A support group gives us a sense of community. It is a social network where you can get support, friendship and hope that you will indeed overcome. Seeing other people struggle and overcome can inspire us to keep trying when the road gets rough. We can also be helped as we help others with their struggles. It is easier to fight against an enemy when you feel like you have allies in the struggle. Being alone, or feeling alone, is one of the things that makes addiction hard to beat, and makes sobriety hard to achieve.

The Benefits

People

One of the main benefits of a support group is sharing with each other. As you listen to other people’s stories, and as they listen to yours, you can become inspired to keep going. Part of the problem of addiction is seeing yourself as alone, which makes the addiction worse. Having that group around you helps you realize you are not alone. You may also learn something from the stories of other people, which also helps with recovery.

When you were under the control of addiction, you had friends that shared a similar interest and maybe even the same addiction. You may not have been aware of it, but they were influencing you to make bad choices. With a positive support group, you can have other kinds of friends, the ones that support you and encourage you to make good choices.

The friends are there every day, and you need that support. There are also times when the going gets rough and you need more than a casual friend. In those times you can get the encouragement you need through your support group or network. They are there to help you when you are struggling most. Another benefit is mutual support which gives motivation. You can help motivate others in your support group, and they can help you. By talking about issues you help and encourage each other.

Accountability

Accountability is another aspect of having a support group. Encouragement and validation that friends provide is great, but there is another side. You need to have someone in your life who will question you when you start slipping into old ways that could lead you back to addiction. The group supports you and encourages you, and it also holds you accountable and points it out when you do not do well. You will be doing the same for other members of the group. There is then, both a benefit and a responsibility in a support group.

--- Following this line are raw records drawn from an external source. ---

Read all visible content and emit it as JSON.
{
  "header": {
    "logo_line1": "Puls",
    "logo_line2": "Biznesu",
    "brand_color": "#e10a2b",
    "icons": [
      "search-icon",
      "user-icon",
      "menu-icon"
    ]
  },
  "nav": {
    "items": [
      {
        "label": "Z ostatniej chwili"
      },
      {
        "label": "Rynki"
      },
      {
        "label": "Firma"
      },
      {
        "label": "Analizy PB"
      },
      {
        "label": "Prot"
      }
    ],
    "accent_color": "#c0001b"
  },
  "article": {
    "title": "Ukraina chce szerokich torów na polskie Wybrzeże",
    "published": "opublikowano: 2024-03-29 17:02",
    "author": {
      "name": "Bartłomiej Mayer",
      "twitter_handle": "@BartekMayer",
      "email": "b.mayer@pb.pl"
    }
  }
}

Being part of a group gives you a chance to be around individuals who are struggling just like you are. it also gives you a chance to be around people who are recovering and they will be a great inspiration. It is easier to relate to people who are either in or have been in, the same situation you are in. It is easier to relate to each other on many levels.

Connection

The group also gives you someone to talk to who can understand your struggles. it is very discouraging to try to talk to someone about your struggles if they are judging you or giving you simplistic answers, which is what you do not need. The more you talk about your addiction, the better you will be able to control the addiction. Secrecy is part of what makes it so strong, so talking about it defeats that before it has a chance to grow.